So, you ask, what’s in the box Jay’s holding in the aisle? Hell if I know. “SELEX Galileo, a Finmeccanica company, is today leading a demonstration of IMSK (Integrated Mobile Security Kit),” an army-technology.com published presser reveals (in its own special way), “a European Union project that enables security teams at highprofile events such as economic summits to deliver improved security through the provision of improved situational awareness.” Hope that helps. Rest assured, there is gun stuff here. “At the event new and novel technologies include a sniper detection system that spots threats before shots are fired by scanning for the reflection from a sniper scope (and which can also detect any other scope, such as high power camera lenses).” Who knew that Kate Middleton and this guy had so much in common?
That gas mask won’t work too well without a canister.
Look close; it’s on the far side. Guy’s a lefty.
Nah, it’s a Finnish surplus mask, and they only have a position for a filter on the left.
Gubmint wants to make it harder for the skate board types to disrupt summits and conferences.
Iron sights? Kill flash?
McDonald’s finally got serious about transporting their “coffee.”
Right. ‘Cause we all know there isn’t a scope in the world that’s been treated with an anti-reflective coating on the business end.
Just get an extended tube off your objective lens and you won’t be seen. And, as pointed out, a good set of peep sights renders the entire idea non-operational.

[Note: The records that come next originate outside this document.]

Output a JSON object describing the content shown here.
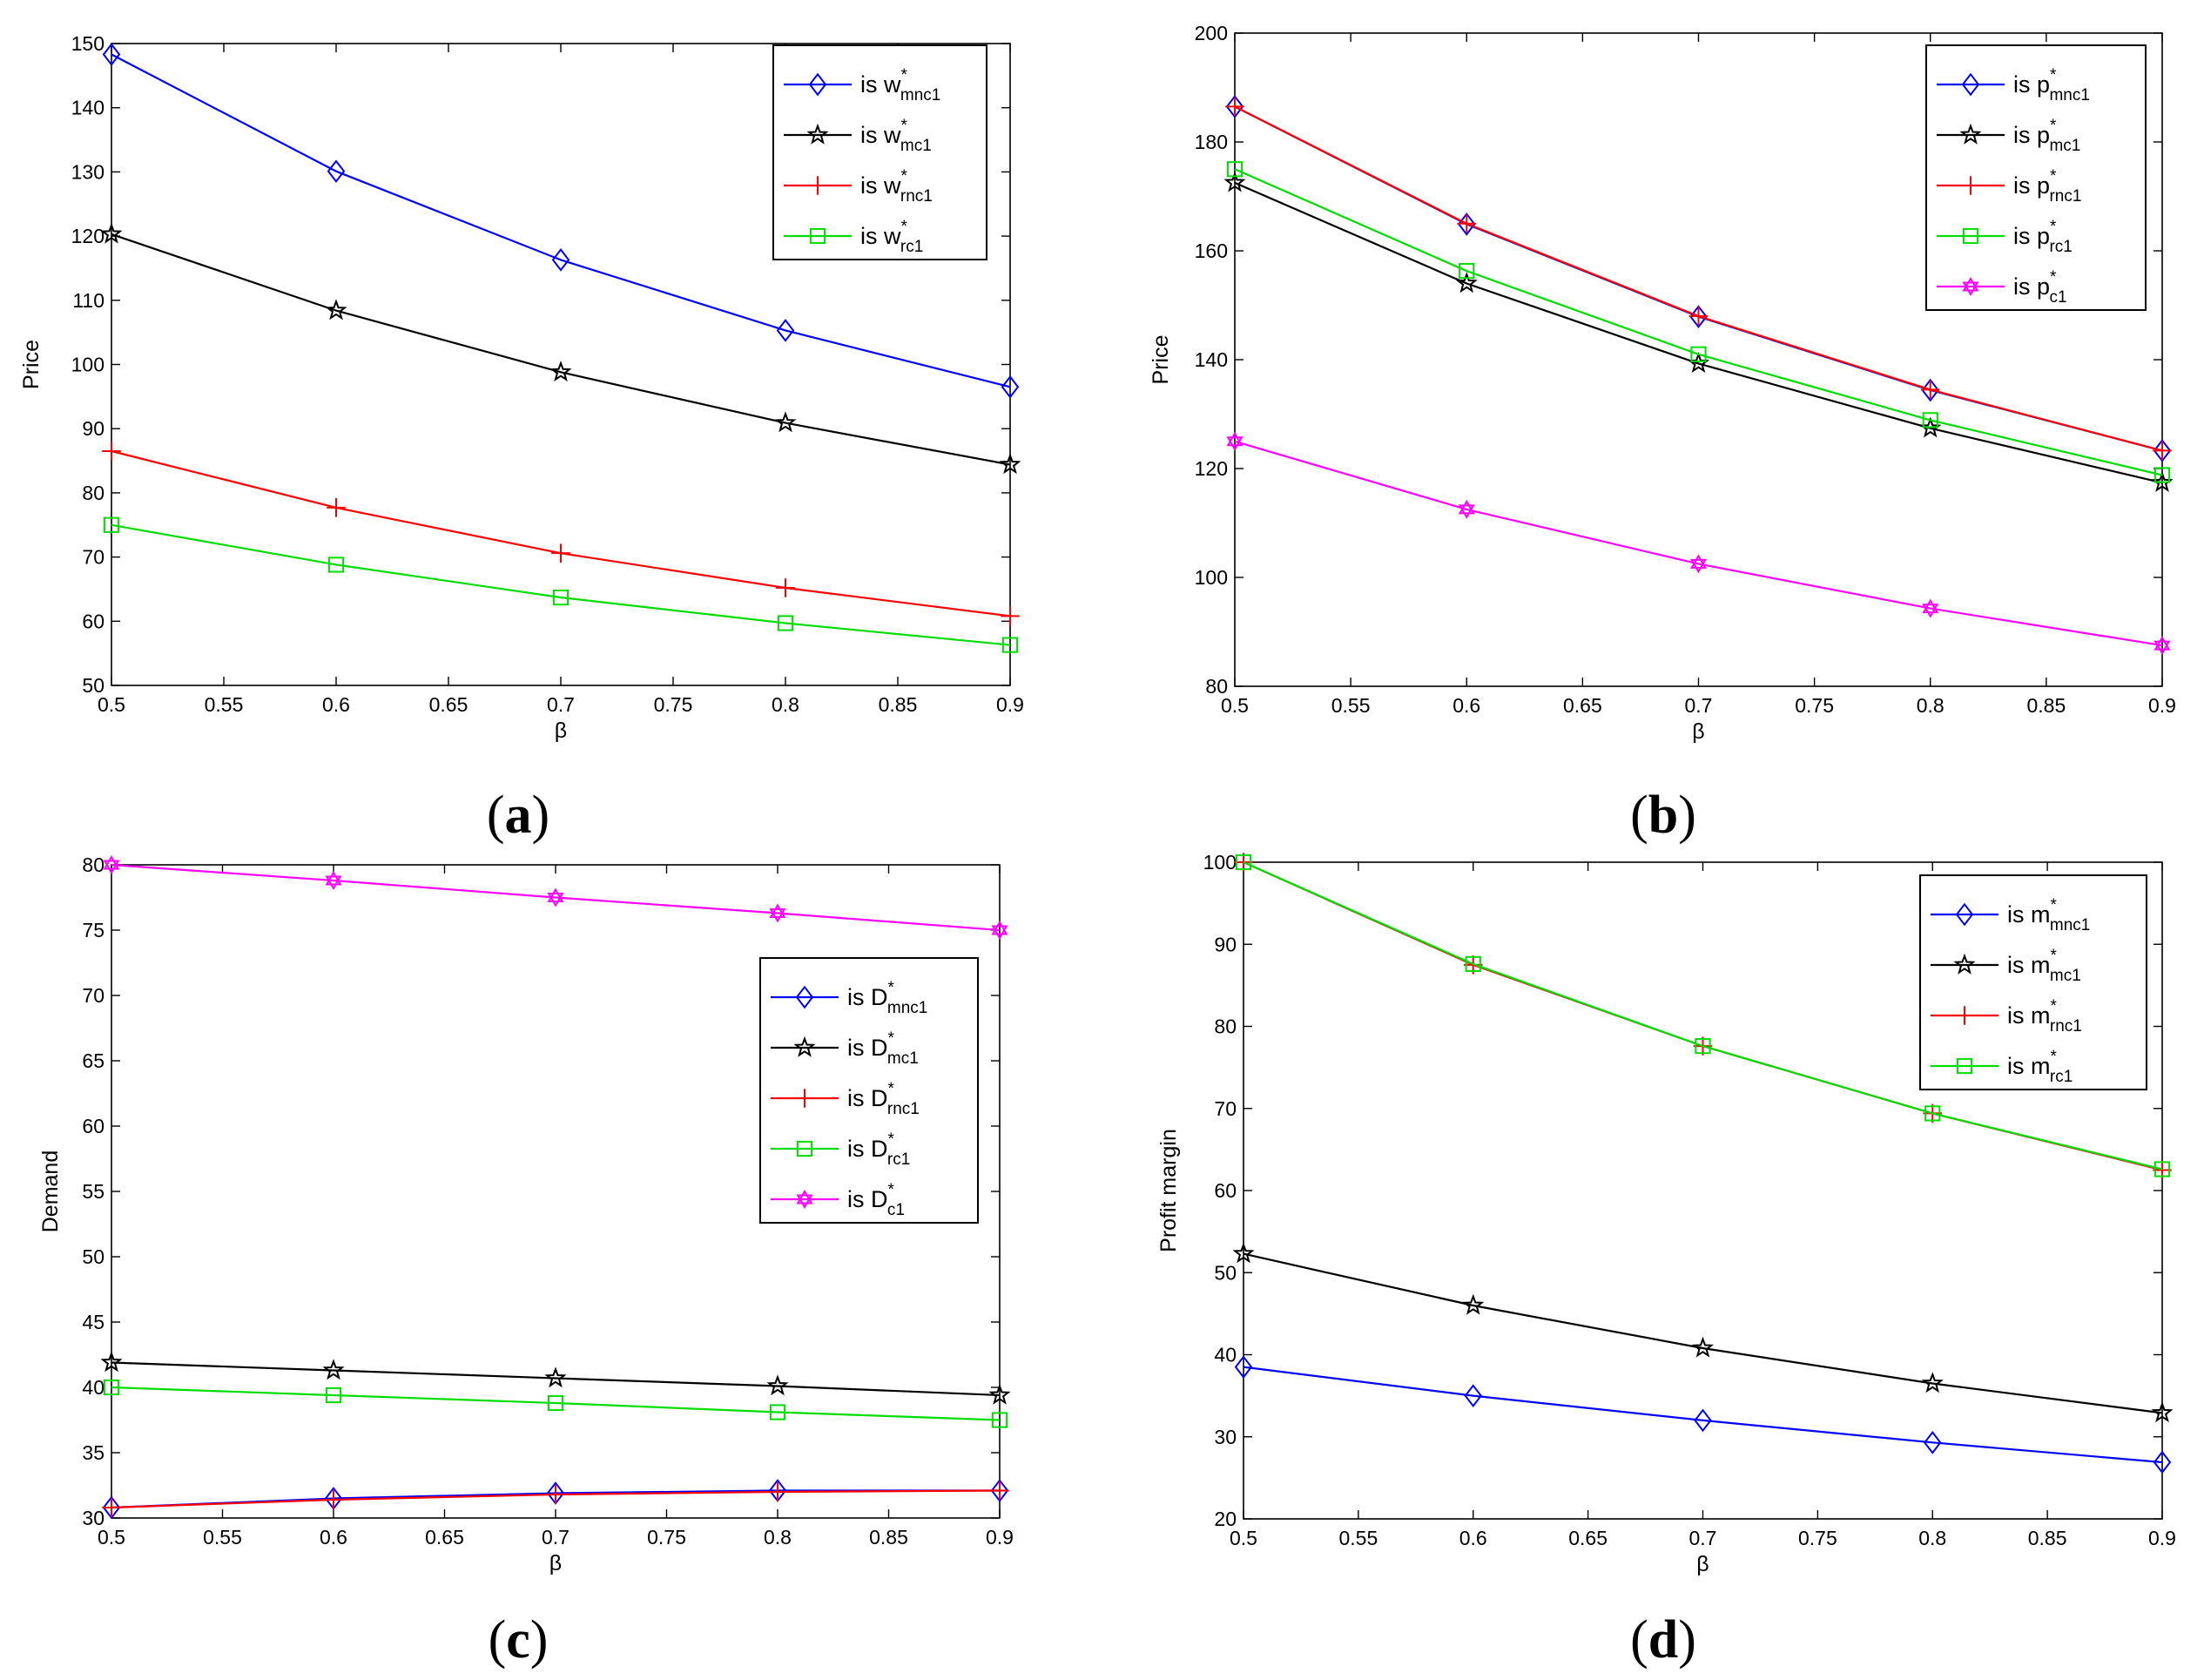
{
  "chart_data": [
    {
      "type": "line",
      "panel_label": "a",
      "xlabel": "β",
      "ylabel": "Price",
      "xlim": [
        0.5,
        0.9
      ],
      "ylim": [
        50,
        150
      ],
      "xticks": [
        "0.5",
        "0.55",
        "0.6",
        "0.65",
        "0.7",
        "0.75",
        "0.8",
        "0.85",
        "0.9"
      ],
      "yticks": [
        "50",
        "60",
        "70",
        "80",
        "90",
        "100",
        "110",
        "120",
        "130",
        "140",
        "150"
      ],
      "legend_position": "top-right",
      "x": [
        0.5,
        0.6,
        0.7,
        0.8,
        0.9
      ],
      "series": [
        {
          "prefix": "is w",
          "sup": "*",
          "sub": "mnc1",
          "color": "#0000ff",
          "marker": "diamond",
          "values": [
            148.3,
            130.1,
            116.3,
            105.3,
            96.5
          ]
        },
        {
          "prefix": "is w",
          "sup": "*",
          "sub": "mc1",
          "color": "#000000",
          "marker": "star",
          "values": [
            120.3,
            108.4,
            98.8,
            90.9,
            84.4
          ]
        },
        {
          "prefix": "is w",
          "sup": "*",
          "sub": "rnc1",
          "color": "#ff0000",
          "marker": "plus",
          "values": [
            86.5,
            77.7,
            70.6,
            65.2,
            60.8
          ]
        },
        {
          "prefix": "is w",
          "sup": "*",
          "sub": "rc1",
          "color": "#00dd00",
          "marker": "square",
          "values": [
            75.0,
            68.8,
            63.7,
            59.7,
            56.3
          ]
        }
      ]
    },
    {
      "type": "line",
      "panel_label": "b",
      "xlabel": "β",
      "ylabel": "Price",
      "xlim": [
        0.5,
        0.9
      ],
      "ylim": [
        80,
        200
      ],
      "xticks": [
        "0.5",
        "0.55",
        "0.6",
        "0.65",
        "0.7",
        "0.75",
        "0.8",
        "0.85",
        "0.9"
      ],
      "yticks": [
        "80",
        "100",
        "120",
        "140",
        "160",
        "180",
        "200"
      ],
      "legend_position": "top-right",
      "x": [
        0.5,
        0.6,
        0.7,
        0.8,
        0.9
      ],
      "series": [
        {
          "prefix": "is p",
          "sup": "*",
          "sub": "mnc1",
          "color": "#0000ff",
          "marker": "diamond",
          "values": [
            186.5,
            164.9,
            147.9,
            134.4,
            123.3
          ]
        },
        {
          "prefix": "is p",
          "sup": "*",
          "sub": "mc1",
          "color": "#000000",
          "marker": "star",
          "values": [
            172.5,
            154.0,
            139.3,
            127.4,
            117.4
          ]
        },
        {
          "prefix": "is p",
          "sup": "*",
          "sub": "rnc1",
          "color": "#ff0000",
          "marker": "plus",
          "values": [
            186.5,
            165.0,
            148.0,
            134.5,
            123.3
          ]
        },
        {
          "prefix": "is p",
          "sup": "*",
          "sub": "rc1",
          "color": "#00dd00",
          "marker": "square",
          "values": [
            175.0,
            156.3,
            141.0,
            128.9,
            118.8
          ]
        },
        {
          "prefix": "is p",
          "sup": "*",
          "sub": "c1",
          "color": "#ff00ff",
          "marker": "hexagram",
          "values": [
            125.0,
            112.5,
            102.5,
            94.3,
            87.5
          ]
        }
      ]
    },
    {
      "type": "line",
      "panel_label": "c",
      "xlabel": "β",
      "ylabel": "Demand",
      "xlim": [
        0.5,
        0.9
      ],
      "ylim": [
        30,
        80
      ],
      "xticks": [
        "0.5",
        "0.55",
        "0.6",
        "0.65",
        "0.7",
        "0.75",
        "0.8",
        "0.85",
        "0.9"
      ],
      "yticks": [
        "30",
        "35",
        "40",
        "45",
        "50",
        "55",
        "60",
        "65",
        "70",
        "75",
        "80"
      ],
      "legend_position": "center-right",
      "x": [
        0.5,
        0.6,
        0.7,
        0.8,
        0.9
      ],
      "series": [
        {
          "prefix": "is D",
          "sup": "*",
          "sub": "mnc1",
          "color": "#0000ff",
          "marker": "diamond",
          "values": [
            30.8,
            31.5,
            31.9,
            32.1,
            32.1
          ]
        },
        {
          "prefix": "is D",
          "sup": "*",
          "sub": "mc1",
          "color": "#000000",
          "marker": "star",
          "values": [
            41.9,
            41.3,
            40.7,
            40.1,
            39.4
          ]
        },
        {
          "prefix": "is D",
          "sup": "*",
          "sub": "rnc1",
          "color": "#ff0000",
          "marker": "plus",
          "values": [
            30.8,
            31.4,
            31.8,
            32.0,
            32.1
          ]
        },
        {
          "prefix": "is D",
          "sup": "*",
          "sub": "rc1",
          "color": "#00dd00",
          "marker": "square",
          "values": [
            40.0,
            39.4,
            38.8,
            38.1,
            37.5
          ]
        },
        {
          "prefix": "is D",
          "sup": "*",
          "sub": "c1",
          "color": "#ff00ff",
          "marker": "hexagram",
          "values": [
            80.0,
            78.8,
            77.5,
            76.3,
            75.0
          ]
        }
      ]
    },
    {
      "type": "line",
      "panel_label": "d",
      "xlabel": "β",
      "ylabel": "Profit margin",
      "xlim": [
        0.5,
        0.9
      ],
      "ylim": [
        20,
        100
      ],
      "xticks": [
        "0.5",
        "0.55",
        "0.6",
        "0.65",
        "0.7",
        "0.75",
        "0.8",
        "0.85",
        "0.9"
      ],
      "yticks": [
        "20",
        "30",
        "40",
        "50",
        "60",
        "70",
        "80",
        "90",
        "100"
      ],
      "legend_position": "top-right",
      "x": [
        0.5,
        0.6,
        0.7,
        0.8,
        0.9
      ],
      "series": [
        {
          "prefix": "is m",
          "sup": "*",
          "sub": "mnc1",
          "color": "#0000ff",
          "marker": "diamond",
          "values": [
            38.5,
            35.0,
            32.0,
            29.3,
            26.9
          ]
        },
        {
          "prefix": "is m",
          "sup": "*",
          "sub": "mc1",
          "color": "#000000",
          "marker": "star",
          "values": [
            52.3,
            46.0,
            40.8,
            36.5,
            32.9
          ]
        },
        {
          "prefix": "is m",
          "sup": "*",
          "sub": "rnc1",
          "color": "#ff0000",
          "marker": "plus",
          "values": [
            100.0,
            87.5,
            77.6,
            69.4,
            62.5
          ]
        },
        {
          "prefix": "is m",
          "sup": "*",
          "sub": "rc1",
          "color": "#00dd00",
          "marker": "square",
          "values": [
            100.0,
            87.6,
            77.6,
            69.4,
            62.6
          ]
        }
      ]
    }
  ]
}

This is yet another example of a company preying on the ignorance of political hacks and bureaucrats.
Maybe someone will invent some kind of.. I dunno.. covering? One could drape over a scope to hide it? Some kind of… veil.. maybe?
Prime example of things being built by people who don’t understand what they’re building.
They understand what they’re building. The buyers just haven’t a clue about what they need. The shiny things sell.
If Battlefield 3 has taught me anything, it’s that you can see a scope aimed at you from .25 light years away.
Also, I’d be so friggin dead in combat.
“provision of improved situational awareness” is the finest example of beauracratic gibbirsh I’ve run across since the last time I got my hands on some internal Houston Independent School District memos.